Ketiga karyawati medis tersebut, Sutiyem, Wiwin Winarti, dan Suharti mendapat SP-3 pada 24 Agustus 2009 karena menolak SOP seragam RSMI. Menurut Warno, persyaratan seragam sudah dicantumkan dalam Perjanjian Kerja Bersama (PKB) yang disusun manajemen bersama pihak pekerja. Kriteria seragam yang demikian menurutnya untuk meminimalisasi infeksi yang terjadi antara paramedis dan pasien. "Hal ini juga karena kami bagian dari perusahaan multinasional yang berkomitmen pada International Infection Control Standard," paparnya.
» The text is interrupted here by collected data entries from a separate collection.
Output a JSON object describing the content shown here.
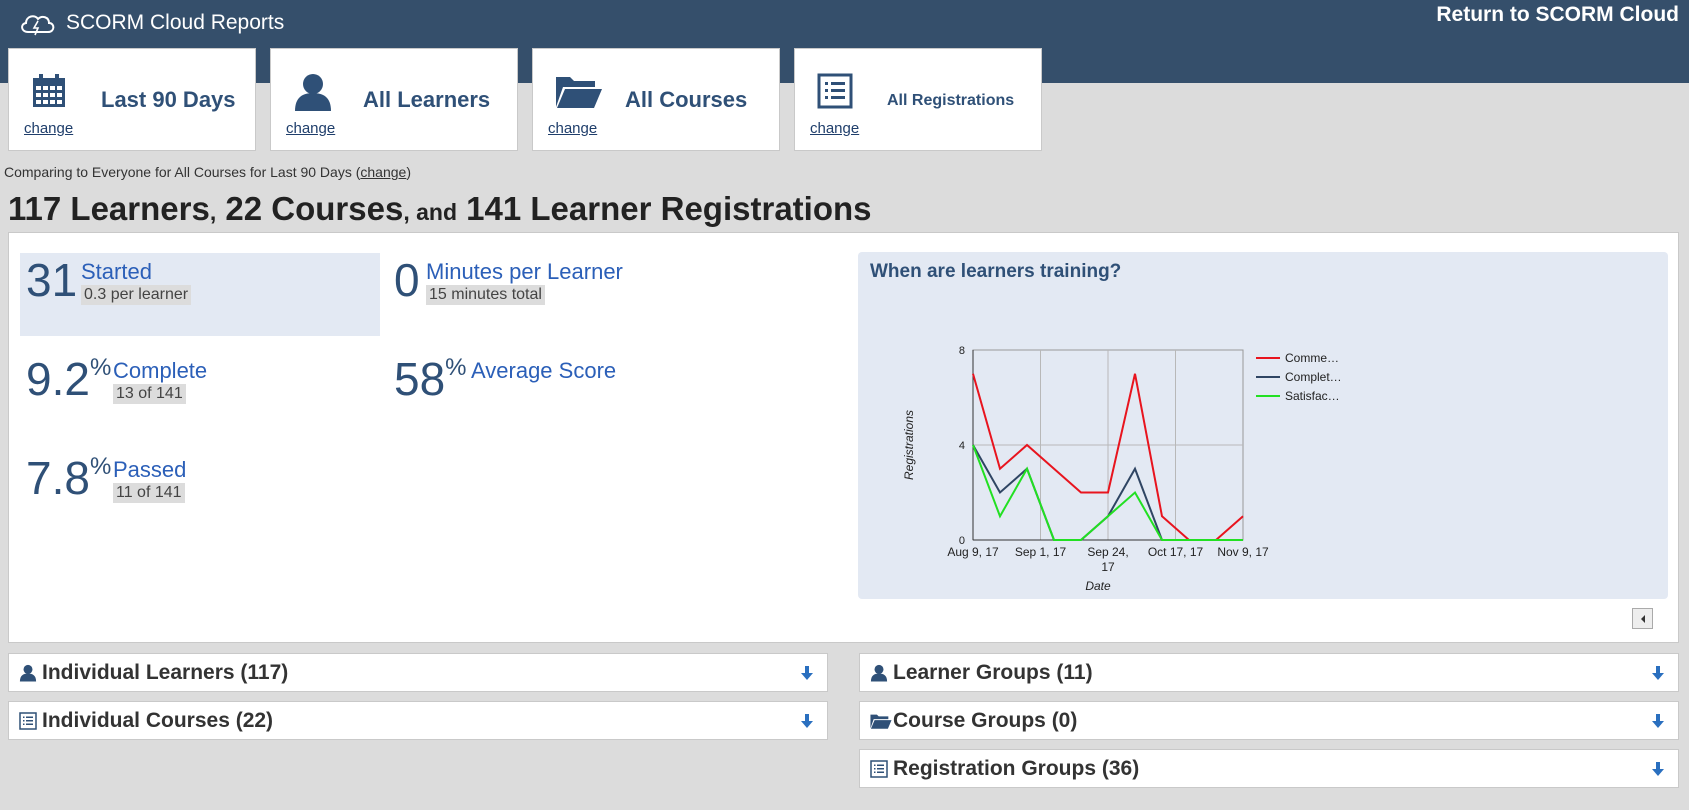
{
  "header": {
    "app_title": "SCORM Cloud Reports",
    "return_link": "Return to SCORM Cloud"
  },
  "filters": [
    {
      "icon": "calendar-icon",
      "label": "Last 90 Days",
      "change": "change"
    },
    {
      "icon": "person-icon",
      "label": "All Learners",
      "change": "change"
    },
    {
      "icon": "folder-icon",
      "label": "All Courses",
      "change": "change"
    },
    {
      "icon": "list-icon",
      "label": "All Registrations",
      "change": "change"
    }
  ],
  "comparison": {
    "text": "Comparing to Everyone for All Courses for Last 90 Days (",
    "link": "change",
    "close": ")"
  },
  "headline": {
    "learners": "117 Learners",
    "sep1": ",",
    "courses": "22 Courses",
    "sep2": ", and",
    "registrations": "141 Learner Registrations"
  },
  "stats": {
    "started": {
      "value": "31",
      "label": "Started",
      "sub": "0.3 per learner"
    },
    "minutes": {
      "value": "0",
      "label": "Minutes per Learner",
      "sub": "15 minutes total"
    },
    "complete": {
      "value": "9.2",
      "unit": "%",
      "label": "Complete",
      "sub": "13 of 141"
    },
    "score": {
      "value": "58",
      "unit": "%",
      "label": "Average Score"
    },
    "passed": {
      "value": "7.8",
      "unit": "%",
      "label": "Passed",
      "sub": "11 of 141"
    }
  },
  "chart_title": "When are learners training?",
  "chart_data": {
    "type": "line",
    "title": "",
    "xlabel": "Date",
    "ylabel": "Registrations",
    "ylim": [
      0,
      8
    ],
    "yticks": [
      "0",
      "4",
      "8"
    ],
    "xticks": [
      {
        "label": [
          "Aug 9, 17"
        ],
        "pos": 0
      },
      {
        "label": [
          "Sep 1, 17"
        ],
        "pos": 1
      },
      {
        "label": [
          "Sep 24,",
          "17"
        ],
        "pos": 2
      },
      {
        "label": [
          "Oct 17, 17"
        ],
        "pos": 3
      },
      {
        "label": [
          "Nov 9, 17"
        ],
        "pos": 4
      }
    ],
    "grid": true,
    "legend_position": "right",
    "points_per_interval": 5,
    "series": [
      {
        "name": "Comme…",
        "color": "#e8141e",
        "values": [
          7,
          3,
          4,
          3,
          2,
          2,
          7,
          1,
          0,
          0,
          1
        ]
      },
      {
        "name": "Complet…",
        "color": "#2f4563",
        "values": [
          4,
          2,
          3,
          0,
          0,
          1,
          3,
          0,
          0,
          0,
          0
        ]
      },
      {
        "name": "Satisfac…",
        "color": "#22e022",
        "values": [
          4,
          1,
          3,
          0,
          0,
          1,
          2,
          0,
          0,
          0,
          0
        ]
      }
    ],
    "x_index": [
      0,
      0.4,
      0.8,
      1.2,
      1.6,
      2.0,
      2.4,
      2.8,
      3.2,
      3.6,
      4.0
    ]
  },
  "sections": [
    {
      "icon": "person-icon",
      "title": "Individual Learners (117)"
    },
    {
      "icon": "list-icon",
      "title": "Individual Courses (22)"
    },
    {
      "icon": "person-icon",
      "title": "Learner Groups (11)"
    },
    {
      "icon": "folder-icon",
      "title": "Course Groups (0)"
    },
    {
      "icon": "list-icon",
      "title": "Registration Groups (36)"
    }
  ]
}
CEO RSMI, dr Handayani mengatakan, pertimbangan membatasi panjang lengan seragam hingga tiga jari di bawah siku setelah melakukan serangaian ujicoba. Panjang lengan hingga tiga jari di bawah siku menurutnya paling moderat untuk mencegah resiko infeksi dan tetap menutup aurat. "Kami juga berkonsultasi dengan Hospital Infection Control Management Resources (HICMAR) dari Australia soal kontrol infeksi ini," urainya.

Menurut Warno, ketiga orang tersebut menolak mengikuti SOP seragam dan berteguh pada keyakinannya. Ia melanjutkan, karena kedua belah pihak tidak mencapai kata sepakat dalam beberapa pertemuan bipartit yang telah diselenggarakan, jalan selanjutnya adalah Pengadilan Hubungan Industrial (PHI). "Tapi kami belum tahu kapan PHK akan bisa dijatuhkan," tukasnya.

Tanggapan Anggota DPR

Anggota Komisi IX DPR RI, Ledia Hanifa, berpendapat, batasan mengenai aurat muslimah yang boleh terlihat mestinya tidak dapat ditawar. "Paling mungkin dilakukan modifikasi model pakaian agar tetap sesuai ketentuan namun batasannya tetap terjaga yaitu muka dan telapak tangan," ucapnya kepada Republika, Kamis (19/11).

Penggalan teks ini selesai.